On 11 March 2020, it was announced that because of the two players actions, new major sponsor Rashays had cancelled their $2 million sponsorship with the club. Rashays had signed on to become Canterbury's front of shirt sponsor. Rashays owner Rami Ykmour released a statement saying "It’s a shame two players could wreck it for everyone, It’s disgusting. It's repulsive, to be honest. That’s something else. If they sack them, I would stand by the club and the NRL’s decision".

On 1 April 2020, Harawira-Naera had his contract terminated by Canterbury-Bankstown and was also deregistered by the NRL. Canterbury released a statement saying "The NRL have today deregistered both Jayden Okunbor and Corey Harawira-Naera with immediate effect and as a result their playing contracts with the Bulldogs have been cancelled, The conduct of the two players, on the eve of our final trial match, demonstrated an unacceptable lack of respect for their teammates, their coach and club officials, our hosts in Port Macquarie and fans of the game everywhere".

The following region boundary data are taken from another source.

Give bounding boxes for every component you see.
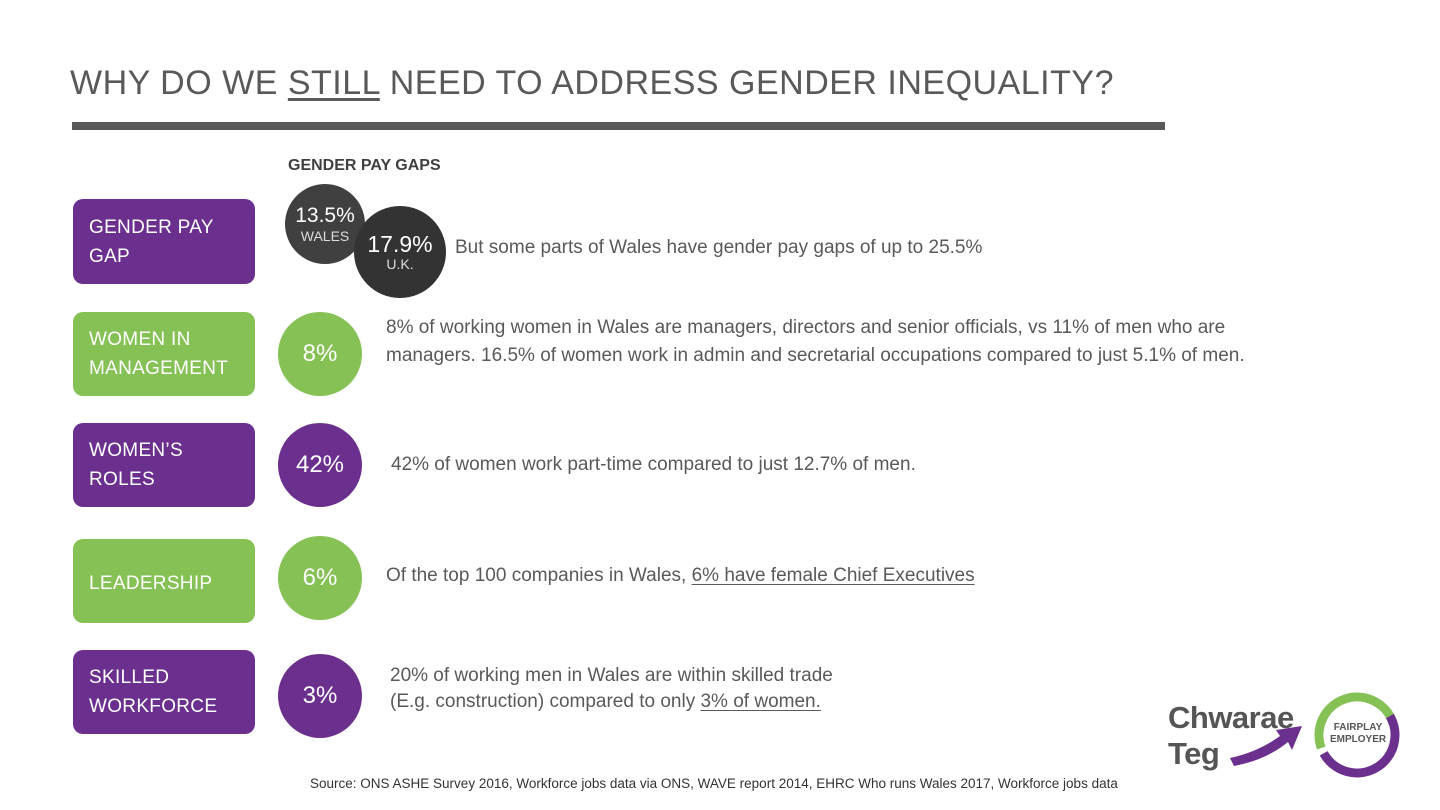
category-label: GENDER PAY GAP: [89, 216, 214, 267]
category-leadership: LEADERSHIP: [73, 539, 255, 623]
roles-stat-circle: 42%: [278, 423, 362, 507]
leadership-text-emphasis: 6% have female Chief Executives: [691, 565, 975, 586]
wales-pay-gap-bubble: 13.5% WALES: [285, 184, 365, 264]
title-text: WHY DO WE: [70, 64, 288, 102]
category-label: LEADERSHIP: [89, 572, 213, 594]
category-skilled-workforce: SKILLED WORKFORCE: [73, 650, 255, 734]
fairplay-employer-badge-icon: [1314, 692, 1400, 778]
category-label: SKILLED WORKFORCE: [89, 667, 218, 717]
skilled-text-emphasis: 3% of women.: [700, 691, 821, 712]
management-stat: 8%: [302, 340, 338, 367]
skilled-text-line2: (E.g. construction) compared to only 3% …: [390, 689, 833, 715]
title-divider: [72, 122, 1165, 130]
title-text-end: NEED TO ADDRESS GENDER INEQUALITY?: [379, 64, 1114, 102]
logo-line2: Teg: [1168, 736, 1220, 771]
pay-gaps-heading: GENDER PAY GAPS: [288, 157, 441, 174]
chwarae-teg-logo: Chwarae Teg: [1168, 700, 1294, 772]
title-emphasis: STILL: [287, 64, 380, 102]
roles-stat: 42%: [295, 451, 345, 478]
leadership-stat: 6%: [302, 564, 338, 591]
wales-pay-gap-label: WALES: [300, 228, 350, 244]
wales-pay-gap-value: 13.5%: [295, 204, 355, 227]
leadership-description: Of the top 100 companies in Wales, 6% ha…: [386, 562, 975, 590]
skilled-text-plain: (E.g. construction) compared to only: [390, 691, 701, 712]
leadership-text: Of the top 100 companies in Wales,: [386, 565, 692, 586]
pay-gap-note: But some parts of Wales have gender pay …: [455, 237, 983, 258]
category-women-in-management: WOMEN IN MANAGEMENT: [73, 312, 255, 396]
skilled-description: 20% of working men in Wales are within s…: [390, 663, 833, 715]
category-label: WOMEN IN MANAGEMENT: [89, 329, 229, 379]
badge-line1: FAIRPLAY: [1333, 722, 1383, 733]
skilled-text-line1: 20% of working men in Wales are within s…: [390, 665, 833, 686]
fairplay-badge-text: FAIRPLAY EMPLOYER: [1330, 722, 1386, 746]
badge-line2: EMPLOYER: [1330, 734, 1387, 745]
page-title: WHY DO WE STILL NEED TO ADDRESS GENDER I…: [70, 64, 1114, 103]
category-label: WOMEN’S ROLES: [89, 440, 183, 490]
uk-pay-gap-bubble: 17.9% U.K.: [354, 206, 446, 298]
uk-pay-gap-value: 17.9%: [367, 231, 433, 257]
skilled-stat-circle: 3%: [278, 654, 362, 738]
uk-pay-gap-label: U.K.: [386, 256, 414, 272]
source-footnote: Source: ONS ASHE Survey 2016, Workforce …: [310, 776, 1118, 791]
skilled-stat: 3%: [302, 682, 338, 709]
category-gender-pay-gap: GENDER PAY GAP: [73, 199, 255, 284]
category-womens-roles: WOMEN’S ROLES: [73, 423, 255, 507]
roles-description: 42% of women work part-time compared to …: [391, 454, 916, 475]
logo-swoosh-icon: [1230, 726, 1302, 766]
leadership-stat-circle: 6%: [278, 536, 362, 620]
logo-line1: Chwarae: [1168, 700, 1294, 735]
management-description: 8% of working women in Wales are manager…: [386, 317, 1245, 366]
management-stat-circle: 8%: [278, 312, 362, 396]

On 8 April 2020, both players opted to appeal their contract terminations at an NRL Appeals Tribunal (an independent hearing headed by high court judge Ian Callinan AC QC).

On 13 July 2020, the NRL Appeals Tribunal agreed (with the players appeal) that the punishment was too harsh, reversing the decision to deregister both Harawira-Naera and Jayden Okunbor effective immediately. Harawira-Neara received a retrospective 10 game ban (from the date of contract termination), and a $15,000 fine. Jayden Okunbor was retrospectively given a 14 game ban (from the date of contract termination), a $22,500 fine and a course of counselling / community service.

Upon winning his appeal, Harawira-Naaera asked the Canterbury club for a release and signed a 2.5 year contract with the Canberra Raiders.

On 2 February 2021, it was revealed that Harawira-Naera had been pulled over on Christmas Day in 2020 and charged with high-range drink driving. The matter was later passed onto the NRL Integrity Unit. The breach notice proposes Harawira-Naera be suspended for 2 matches and fined $10,000. He must also complete an education program as directed by the NRL.